A survey for near-infrared H2 emission in Herbig Ae/Be stars: emission from the outer disks of HD 97048 and HD 100546

We report on a sensitive search for H-2 1-0 S(1), 1-0 S(0) and 2-1 S(1) ro-vibrational emission at 2.12, 2.22 and 2.25 mu m in a sample of 15 Herbig Ae/Be stars employing CRIRES, the ESO-VLT near-infrared high-resolution spectrograph, at R similar to 90 000. We report the detection of the H-2 1-0 S(1) line toward HD 100546 and HD 97048. In the other 13 targets, the line is not detected. The H-2 1-0 S(0) and 2-1 S(1) lines are undetected in all sources. These observations are the first detection of near-IR H-2 emission in HD 100546. The H-2 1-0 S(1) lines observed in HD 100546 and HD 97048 are observed at a velocity consistent with the rest velocity of both stars, suggesting that they are produced in the circumstellar disk.

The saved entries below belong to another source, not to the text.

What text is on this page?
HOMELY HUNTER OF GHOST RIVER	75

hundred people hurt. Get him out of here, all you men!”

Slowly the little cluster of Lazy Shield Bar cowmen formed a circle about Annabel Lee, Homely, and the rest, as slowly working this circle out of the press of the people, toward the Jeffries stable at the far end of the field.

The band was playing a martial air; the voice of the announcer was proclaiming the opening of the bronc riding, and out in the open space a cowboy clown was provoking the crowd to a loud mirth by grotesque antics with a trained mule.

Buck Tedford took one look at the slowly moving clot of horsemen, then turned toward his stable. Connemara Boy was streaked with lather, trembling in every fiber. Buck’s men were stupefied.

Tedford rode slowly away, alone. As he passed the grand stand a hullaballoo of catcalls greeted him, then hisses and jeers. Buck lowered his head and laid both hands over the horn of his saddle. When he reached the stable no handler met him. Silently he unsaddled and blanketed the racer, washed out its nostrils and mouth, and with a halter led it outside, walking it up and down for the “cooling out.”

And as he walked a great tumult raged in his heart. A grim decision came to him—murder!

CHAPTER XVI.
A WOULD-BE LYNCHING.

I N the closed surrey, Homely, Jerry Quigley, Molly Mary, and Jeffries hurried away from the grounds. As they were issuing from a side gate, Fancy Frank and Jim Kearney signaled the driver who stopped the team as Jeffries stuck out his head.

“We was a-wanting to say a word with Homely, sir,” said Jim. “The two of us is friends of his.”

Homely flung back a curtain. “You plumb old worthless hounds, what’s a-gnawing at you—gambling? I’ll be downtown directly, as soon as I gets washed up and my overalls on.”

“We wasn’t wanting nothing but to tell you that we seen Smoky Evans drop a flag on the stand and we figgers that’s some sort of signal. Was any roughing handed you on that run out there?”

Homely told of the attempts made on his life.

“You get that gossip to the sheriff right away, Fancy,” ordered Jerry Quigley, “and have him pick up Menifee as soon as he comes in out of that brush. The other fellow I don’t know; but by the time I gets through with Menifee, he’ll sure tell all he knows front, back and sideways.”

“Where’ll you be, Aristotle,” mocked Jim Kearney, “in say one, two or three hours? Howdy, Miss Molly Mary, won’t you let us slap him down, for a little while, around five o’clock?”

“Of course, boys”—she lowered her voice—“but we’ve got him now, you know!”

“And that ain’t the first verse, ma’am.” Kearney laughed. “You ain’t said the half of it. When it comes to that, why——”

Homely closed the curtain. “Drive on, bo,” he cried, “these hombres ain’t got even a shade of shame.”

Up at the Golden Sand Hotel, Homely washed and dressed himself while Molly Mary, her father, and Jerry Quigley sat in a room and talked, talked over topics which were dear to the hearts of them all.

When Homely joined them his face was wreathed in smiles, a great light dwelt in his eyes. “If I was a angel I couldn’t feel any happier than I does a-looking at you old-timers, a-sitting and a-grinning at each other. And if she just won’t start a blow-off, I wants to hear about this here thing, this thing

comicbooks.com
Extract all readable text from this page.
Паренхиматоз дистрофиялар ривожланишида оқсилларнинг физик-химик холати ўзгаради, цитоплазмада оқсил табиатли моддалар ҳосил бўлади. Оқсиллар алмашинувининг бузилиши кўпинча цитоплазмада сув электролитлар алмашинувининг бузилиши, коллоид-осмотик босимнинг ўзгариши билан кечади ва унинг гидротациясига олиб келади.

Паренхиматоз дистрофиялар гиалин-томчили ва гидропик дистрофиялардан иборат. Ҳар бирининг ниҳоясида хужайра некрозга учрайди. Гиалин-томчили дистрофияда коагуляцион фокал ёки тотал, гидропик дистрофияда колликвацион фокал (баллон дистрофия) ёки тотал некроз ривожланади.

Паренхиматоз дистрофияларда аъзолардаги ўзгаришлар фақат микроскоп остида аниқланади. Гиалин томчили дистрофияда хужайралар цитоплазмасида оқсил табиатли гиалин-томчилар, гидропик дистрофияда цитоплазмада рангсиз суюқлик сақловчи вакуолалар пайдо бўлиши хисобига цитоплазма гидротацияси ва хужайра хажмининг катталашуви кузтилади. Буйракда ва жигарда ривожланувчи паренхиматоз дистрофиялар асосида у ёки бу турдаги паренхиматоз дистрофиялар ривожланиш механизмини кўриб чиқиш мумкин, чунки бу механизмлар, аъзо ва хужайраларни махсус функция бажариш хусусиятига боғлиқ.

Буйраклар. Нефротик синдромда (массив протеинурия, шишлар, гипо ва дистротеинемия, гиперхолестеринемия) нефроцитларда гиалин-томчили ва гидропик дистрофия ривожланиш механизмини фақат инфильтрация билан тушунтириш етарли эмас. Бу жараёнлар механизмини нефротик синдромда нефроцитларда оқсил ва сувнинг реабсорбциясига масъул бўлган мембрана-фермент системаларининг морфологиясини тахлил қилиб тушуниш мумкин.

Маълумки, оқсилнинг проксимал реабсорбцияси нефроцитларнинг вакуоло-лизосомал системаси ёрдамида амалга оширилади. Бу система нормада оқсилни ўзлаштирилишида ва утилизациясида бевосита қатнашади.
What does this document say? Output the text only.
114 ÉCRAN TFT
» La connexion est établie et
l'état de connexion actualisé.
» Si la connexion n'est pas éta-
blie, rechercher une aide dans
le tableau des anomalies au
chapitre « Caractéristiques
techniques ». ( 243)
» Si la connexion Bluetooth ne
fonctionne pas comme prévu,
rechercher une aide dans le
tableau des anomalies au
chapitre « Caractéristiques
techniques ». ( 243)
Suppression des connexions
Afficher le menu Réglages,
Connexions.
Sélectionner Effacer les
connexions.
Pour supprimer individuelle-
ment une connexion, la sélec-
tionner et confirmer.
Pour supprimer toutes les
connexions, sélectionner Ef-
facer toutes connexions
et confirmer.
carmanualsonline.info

In HD 97048 the emission is spatially resolved and it is observed to extend at least up to 200 AU from the star. We report an increase of one order of magnitude in the H-2 1-0 S(1) line flux with respect to previous measurements taken in 2003 for this star, which suggests line variability. In HD 100546 the emission is tentatively spatially resolved and may extend at least up to 50 AU from the star. Modeling of the H-2 1-0 S(1) line profiles and their spatial extent with flat Keplerian disks shows that most of the emission is produced at a radius larger than 5 AU. Upper limits to the H-2 1-0 S(0)/1-0 S( 1) and H-2 2-1 S(1)/1-0 S(1) line ratios in HD 97048 are consistent with H-2 gas at T > 2000 K and suggest that the emission observed may be produced by X-ray excitation. The upper limits for the line ratios for HD 100546 are inconclusive. Because the H-2 emission is located at large radii, for both sources a thermal emission scenario (i.e., gas heated by collisions with dust) is implausible. We argue that the observation of H-2 emission at large radii may be indicative of an extended disk atmosphere at radii > 5 AU. This may be explained by a hydrostatic disk in which gas and dust are thermally decoupled or by a disk wind caused by photoevaporation.